Hyundai was found to overstate the fuel economy for 35 percent of vehicles in the U.S., sold between 2010 through October 31, 2012.
After four years since the scandal broke out, the South Korean automaker has reached a settlement of $41.2 million. This is including cars made from the Kia badge as well.
A brief history about the fuel scandal, on November 2, 2012, fateful day, Hyundai Motor America (Kia as well) came clean about misstating the fuel economy ratings for nearly 900,000 vehicles manufactured between 2011 to 2013 model years and sold in the United States.
Both the auto manufacturers were forced to reduce their fuel economy level by an average of 3 percent. W. C. Yang, CTO of Hyundai's R&D department said "I sincerely apologize to all affected Hyundai and Kia customers, and I regret these errors occurred,"

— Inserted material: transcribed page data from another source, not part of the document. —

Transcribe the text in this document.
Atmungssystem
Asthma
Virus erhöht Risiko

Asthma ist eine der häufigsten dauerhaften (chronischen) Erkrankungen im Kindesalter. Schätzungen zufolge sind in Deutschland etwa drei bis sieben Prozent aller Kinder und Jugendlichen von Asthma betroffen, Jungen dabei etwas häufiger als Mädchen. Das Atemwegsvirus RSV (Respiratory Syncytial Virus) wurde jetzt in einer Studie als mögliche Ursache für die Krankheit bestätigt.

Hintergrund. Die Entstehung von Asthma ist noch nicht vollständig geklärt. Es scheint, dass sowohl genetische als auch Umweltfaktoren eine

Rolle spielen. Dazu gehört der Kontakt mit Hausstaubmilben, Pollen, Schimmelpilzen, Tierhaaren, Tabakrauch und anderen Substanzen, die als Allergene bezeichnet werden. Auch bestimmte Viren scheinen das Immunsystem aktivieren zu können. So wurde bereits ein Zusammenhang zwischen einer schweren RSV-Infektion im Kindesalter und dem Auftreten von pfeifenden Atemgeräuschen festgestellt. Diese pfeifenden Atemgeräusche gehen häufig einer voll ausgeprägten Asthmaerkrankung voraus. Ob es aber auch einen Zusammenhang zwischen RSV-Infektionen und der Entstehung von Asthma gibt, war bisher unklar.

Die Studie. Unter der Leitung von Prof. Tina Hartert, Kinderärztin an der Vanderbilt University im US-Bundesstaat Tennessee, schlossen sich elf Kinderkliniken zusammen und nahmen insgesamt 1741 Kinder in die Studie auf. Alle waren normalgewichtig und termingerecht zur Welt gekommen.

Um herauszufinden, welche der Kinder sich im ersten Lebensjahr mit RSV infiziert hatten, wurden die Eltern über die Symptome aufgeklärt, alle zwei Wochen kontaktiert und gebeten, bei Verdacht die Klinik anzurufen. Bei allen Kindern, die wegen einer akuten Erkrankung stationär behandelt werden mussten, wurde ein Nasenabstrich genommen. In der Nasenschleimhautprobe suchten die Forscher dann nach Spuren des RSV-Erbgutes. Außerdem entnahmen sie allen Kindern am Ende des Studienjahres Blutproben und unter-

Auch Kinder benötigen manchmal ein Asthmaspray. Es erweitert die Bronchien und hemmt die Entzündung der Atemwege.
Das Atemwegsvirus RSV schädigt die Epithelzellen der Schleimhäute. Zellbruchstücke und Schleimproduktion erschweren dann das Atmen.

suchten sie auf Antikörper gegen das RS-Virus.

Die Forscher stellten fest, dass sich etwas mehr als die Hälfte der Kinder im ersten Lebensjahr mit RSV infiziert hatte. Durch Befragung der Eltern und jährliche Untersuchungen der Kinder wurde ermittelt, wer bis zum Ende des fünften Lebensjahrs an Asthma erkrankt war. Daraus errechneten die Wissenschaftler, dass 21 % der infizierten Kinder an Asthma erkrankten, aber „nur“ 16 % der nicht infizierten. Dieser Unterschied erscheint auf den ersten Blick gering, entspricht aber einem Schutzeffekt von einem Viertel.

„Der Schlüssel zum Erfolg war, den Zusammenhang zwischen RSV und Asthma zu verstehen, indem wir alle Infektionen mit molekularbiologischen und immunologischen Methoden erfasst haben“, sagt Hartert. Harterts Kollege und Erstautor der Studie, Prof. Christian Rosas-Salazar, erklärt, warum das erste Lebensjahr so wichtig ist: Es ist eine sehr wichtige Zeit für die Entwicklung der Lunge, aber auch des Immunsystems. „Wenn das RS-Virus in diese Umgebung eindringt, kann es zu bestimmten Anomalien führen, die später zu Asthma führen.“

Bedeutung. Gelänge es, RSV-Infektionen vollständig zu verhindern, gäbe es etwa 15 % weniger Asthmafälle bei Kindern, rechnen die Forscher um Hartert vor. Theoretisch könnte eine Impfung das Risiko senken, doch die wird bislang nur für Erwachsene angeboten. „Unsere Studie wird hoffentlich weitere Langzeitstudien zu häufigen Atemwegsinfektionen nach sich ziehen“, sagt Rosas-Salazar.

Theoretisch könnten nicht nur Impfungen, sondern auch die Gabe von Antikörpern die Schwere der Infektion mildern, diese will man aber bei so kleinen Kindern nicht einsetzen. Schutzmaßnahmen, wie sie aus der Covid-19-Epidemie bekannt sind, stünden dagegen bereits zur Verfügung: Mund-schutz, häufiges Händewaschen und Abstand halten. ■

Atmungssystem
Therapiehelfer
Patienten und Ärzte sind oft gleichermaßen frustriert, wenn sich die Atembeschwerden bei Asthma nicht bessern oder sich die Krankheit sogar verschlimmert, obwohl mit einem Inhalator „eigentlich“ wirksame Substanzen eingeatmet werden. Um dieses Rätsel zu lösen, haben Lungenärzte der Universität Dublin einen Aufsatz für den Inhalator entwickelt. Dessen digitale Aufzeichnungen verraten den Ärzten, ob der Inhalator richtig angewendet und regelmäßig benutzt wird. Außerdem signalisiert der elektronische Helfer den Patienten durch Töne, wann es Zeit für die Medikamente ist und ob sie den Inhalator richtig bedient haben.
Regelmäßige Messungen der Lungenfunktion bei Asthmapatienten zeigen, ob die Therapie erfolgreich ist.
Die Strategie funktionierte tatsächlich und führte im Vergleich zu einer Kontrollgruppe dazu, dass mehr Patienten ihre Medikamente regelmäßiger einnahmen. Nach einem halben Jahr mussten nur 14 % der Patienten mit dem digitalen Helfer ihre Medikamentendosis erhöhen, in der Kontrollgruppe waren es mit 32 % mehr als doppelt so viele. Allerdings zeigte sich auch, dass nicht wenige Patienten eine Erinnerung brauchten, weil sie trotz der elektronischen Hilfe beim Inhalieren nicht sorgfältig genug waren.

Post the damage and the subsequent correction was done, the U.S. legal system then reaped the gains in this mess-up because no one was above the law.
Hence, the settlement has been reached with a payout of $41.2 million as a result of continues legal action taken by the Attorneys General of 33 States and the District of Columbia.
As per Hyundai, the agreement it does not contain any admission of any wrongdoing or violations of any law.
Basically, Hyundai got out of the mess they were in scot-free except for the cash payout of $41.2 million.
This however, considerably low compared to the diesel gate scandal that Volkswagen got into which saw the German manufacturer cough up $14.7 billion to settle the 2.0-litre TDI issue in the United States.
David Zuchowski, the CEO of Hyundai Motor America said, that even with their adjusted ratings, they are encouraged that Hyundai continues to the lead the automotive industry in fuel efficiency and environmental performance.